Seromas are extremely common after surgery, particularly operations that involve removing tissue or creating a large space under the skin, such as breast, abdominal, or hernia surgery. Most are small, cause no symptoms beyond a soft swelling near the incision, and resolve on their own over several weeks as the body reabsorbs the fluid. Larger ones can cause discomfort, a feeling of fullness, or pressure on the wound, and may occasionally need to be drained with a needle for comfort or to help the surgical site heal properly. The main concern patients and reports are watching for is whether a seroma has become infected — which would then be treated as an abscess — so a report noting a "simple" seroma with no worrying features is generally reassuring news rather than a cause for alarm.

When to follow up

A small, simple seroma found on a routine post-operative scan usually just needs monitoring, and your surgical team will likely check it at a follow-up visit. Contact your doctor sooner if the area becomes increasingly red, warm, or painful, if you develop a fever, if fluid is leaking from the incision, or if the swelling is growing quickly rather than staying the same or shrinking — these can be signs that a simple seroma is becoming infected. Very large or persistent seromas that are not improving over several weeks may need to be drained by your surgeon, which is usually a quick and low-risk procedure.
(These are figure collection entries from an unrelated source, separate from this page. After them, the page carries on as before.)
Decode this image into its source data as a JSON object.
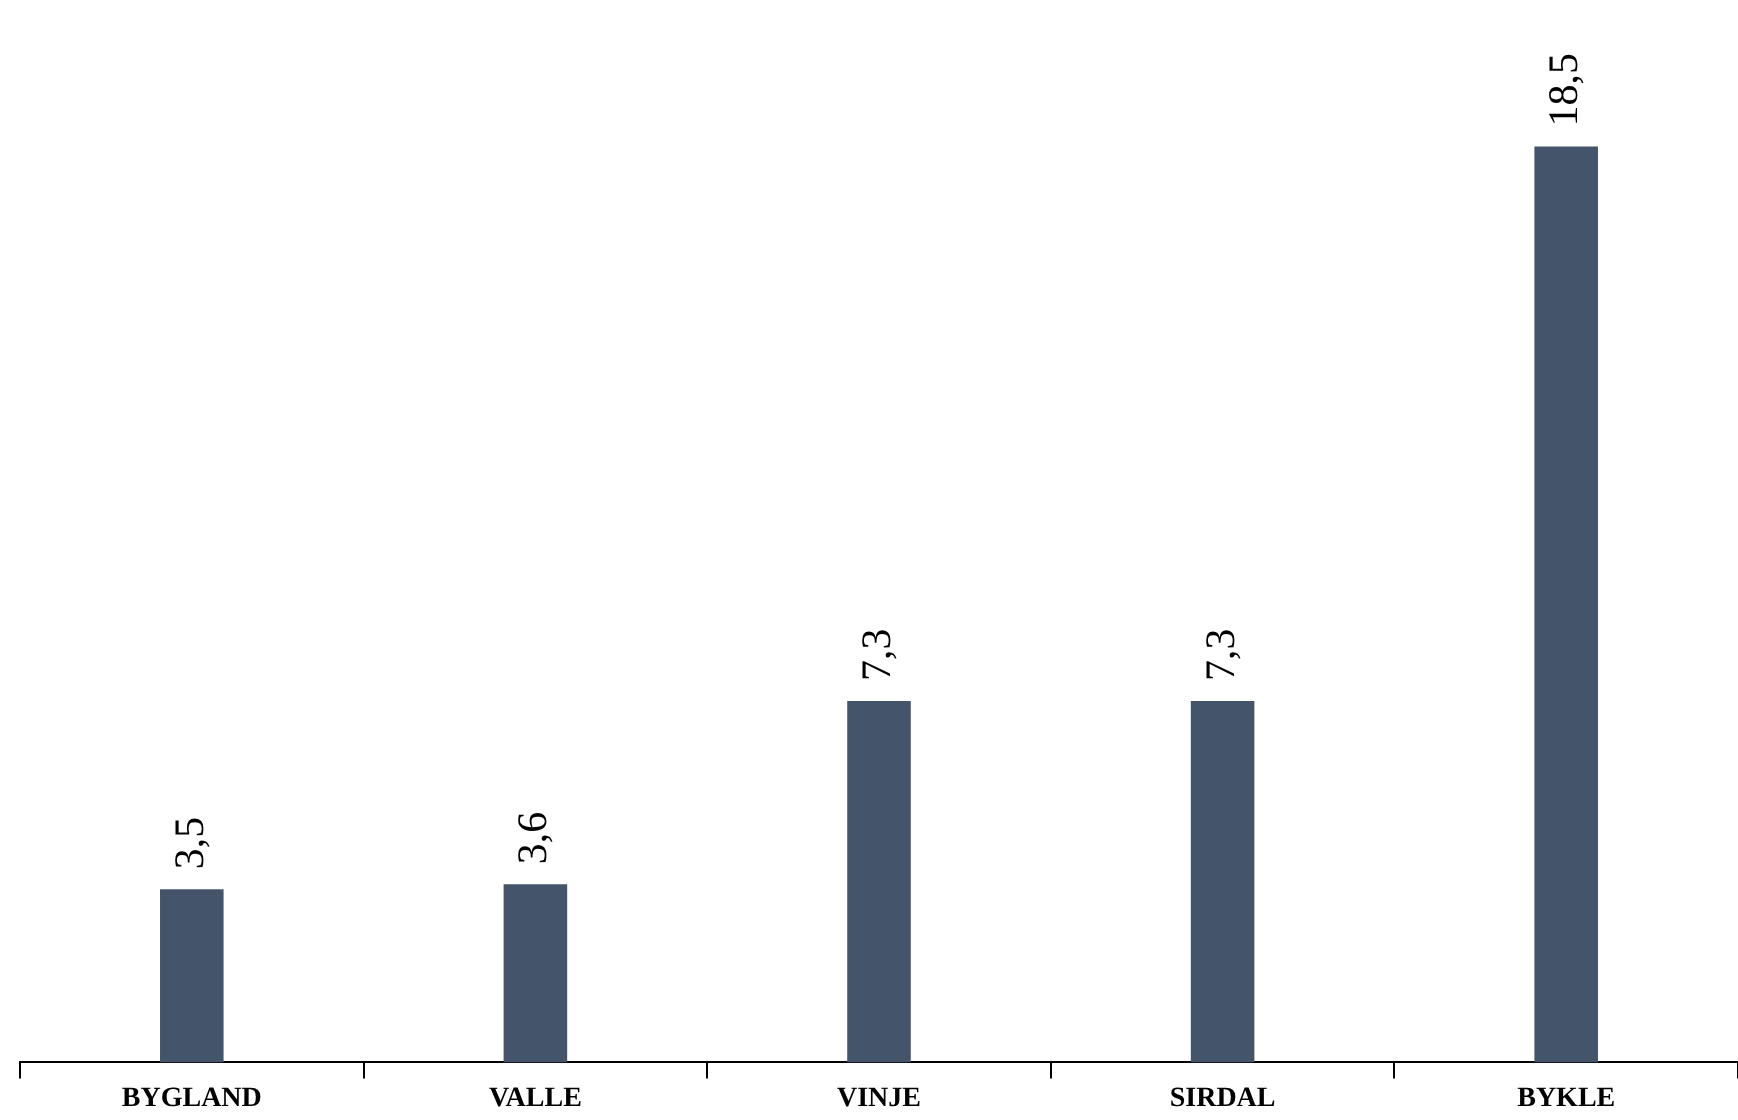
{
  "chart_data": {
    "type": "bar",
    "categories": [
      "BYGLAND",
      "VALLE",
      "VINJE",
      "SIRDAL",
      "BYKLE"
    ],
    "values": [
      3.5,
      3.6,
      7.3,
      7.3,
      18.5
    ],
    "value_labels": [
      "3,5",
      "3,6",
      "7,3",
      "7,3",
      "18,5"
    ],
    "color": "#44546a",
    "grid": false,
    "legend": false,
    "tick_labels": "x"
  }
}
A plain-language way to picture it

Picture a water balloon forming naturally under the skin after surgery has created a small empty pocket in the tissue — the body simply fills that gap with clear fluid the way a low spot in a garden fills with rainwater after it rains. As the surrounding tissue knits back together over the following weeks, the "low spot" gradually closes up and the fluid gets reabsorbed, much like a puddle drying out once the ground around it settles. It is only a problem if that puddle turns cloudy or the surrounding ground gets hot and inflamed, which would point toward infection instead.